L'enfant et la mer
Arrivé au bout du chemin, là où l'humanité se heurte à Dieu, au lieu originel, au commencement du Tout et du Rien.
Une pluie rédemptrice libérait peu à peu mon être de sa condition d'humain. La soif d'absolu a toujours tourmenté les hommes, et mené parfois à la folie, souvent à la frustration. En ce lieu, à la fois solitaire et infini, dans l'instant et dans l'éternité, comme un cri qui ne put jamais s'échapper des lèvres du supplicié, je contemplais, tel un bovin aux yeux vides, mais ayant dans mes yeux le vide de la mélancolie.
La mer.
A l'école, on nous apprit le cycle de l'eau, j'y ai toujours vu le cycle de la vie.
Cette immensité insondable, placide et tourmentée, tourmenteuse parfois aussi, dans laquelle se déversait une fine pluie froide, venue du bout de la terre, se prosterner face à cette mer, comme le faisait à l'instant les hommes. Cette pluie qui aura le privilège de devenir mer, et, un jour de survoler à nouveau le monde dans la pureté d'un ciel d'hiver, ou de se joindre à la furie d'un orage d'été.

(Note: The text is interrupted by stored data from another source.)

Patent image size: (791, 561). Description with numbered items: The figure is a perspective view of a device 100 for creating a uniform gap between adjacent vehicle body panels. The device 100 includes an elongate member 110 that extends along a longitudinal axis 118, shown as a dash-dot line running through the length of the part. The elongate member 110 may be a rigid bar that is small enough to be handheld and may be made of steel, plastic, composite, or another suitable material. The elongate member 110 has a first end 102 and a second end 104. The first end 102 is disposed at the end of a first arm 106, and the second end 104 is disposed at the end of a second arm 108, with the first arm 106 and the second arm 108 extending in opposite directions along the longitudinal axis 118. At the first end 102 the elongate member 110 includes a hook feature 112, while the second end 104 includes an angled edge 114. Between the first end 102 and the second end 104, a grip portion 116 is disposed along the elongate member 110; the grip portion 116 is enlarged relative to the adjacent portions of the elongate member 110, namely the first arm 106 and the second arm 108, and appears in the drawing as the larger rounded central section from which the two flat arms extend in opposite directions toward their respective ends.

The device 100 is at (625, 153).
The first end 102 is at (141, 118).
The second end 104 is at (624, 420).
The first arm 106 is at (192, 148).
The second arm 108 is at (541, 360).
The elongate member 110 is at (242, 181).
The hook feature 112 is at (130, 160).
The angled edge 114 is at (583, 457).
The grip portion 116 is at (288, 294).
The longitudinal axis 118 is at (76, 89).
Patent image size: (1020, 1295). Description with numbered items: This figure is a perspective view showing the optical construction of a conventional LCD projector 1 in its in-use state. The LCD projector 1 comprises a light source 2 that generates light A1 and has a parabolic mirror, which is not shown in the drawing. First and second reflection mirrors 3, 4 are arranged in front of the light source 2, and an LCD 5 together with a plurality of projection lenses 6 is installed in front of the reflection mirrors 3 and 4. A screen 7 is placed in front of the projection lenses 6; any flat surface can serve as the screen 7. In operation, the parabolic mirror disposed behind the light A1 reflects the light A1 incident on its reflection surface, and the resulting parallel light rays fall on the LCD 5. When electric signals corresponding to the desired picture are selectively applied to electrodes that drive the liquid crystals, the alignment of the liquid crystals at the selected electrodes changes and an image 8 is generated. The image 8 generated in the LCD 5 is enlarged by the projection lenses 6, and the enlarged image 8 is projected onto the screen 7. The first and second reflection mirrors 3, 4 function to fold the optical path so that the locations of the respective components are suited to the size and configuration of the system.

En un sens, j'enviais ce recommencement, ce cycle, ce cercle immuable. J'enviais cette fluidité fougueuse, cet éclaboussement immortel, cette quiétude inconsciente. L'eau ne se posait pas de question, elle ne souffrait pas, ne subissait pas cette course effrénée du sablier humain, cette lassitude du cœur auquel on ne répond pas, le silence terrible de la vie. J'étais arrivé au bout du chemin, là où s'arrête l'espace et le temps, à jamais pétrifiés par cette mère de toutes les souffrances, car mère de toutes les vies. Le vent fouettait vigoureusement mon visage, amenant cet air dont je manquais, cet air de la mer, chargé de sel et d'espoir. J'inspirai profondément, à m'en remplir les poumons, afin d'amener un peu de cette vitalité en moi. Pendant ce temps les goélands pleuraient stupidement à mes oreilles, probablement à la recherche de quelque repas pouvant satisfaire leur estomac insatiable. Dans l'absolu, moi et les goélands étions à la recherche de la même chose, les uns voulant à se remplir un estomac qui ne pourrait que se vider éternellement, tandis que le narrateur désirait combler un autre abîme que celui de son estomac, mais tout aussi accablant que la faim. Je levai les yeux au ciel pour voir ces oiseaux tournoyer inutilement, lorsque l'un d'eux entama une descente vertigineuse vers moi. Il s'arrêta devant mes pieds, à quelques mètres de distance, cette distance, toujours la même, entre la peur de l'inconnu et la hardiesse animale. Soutenant son regard sévère d'un œil intéressé, je ne sourcillais pas, par une sorte d'orgueil incongru. Et je pense que le piaf le comprit, car il faisait de même, avec peut-être plus de fierté que moi. Il se rapprocha subrepticement, sur ses gardes : la peur de l'homme est tenace.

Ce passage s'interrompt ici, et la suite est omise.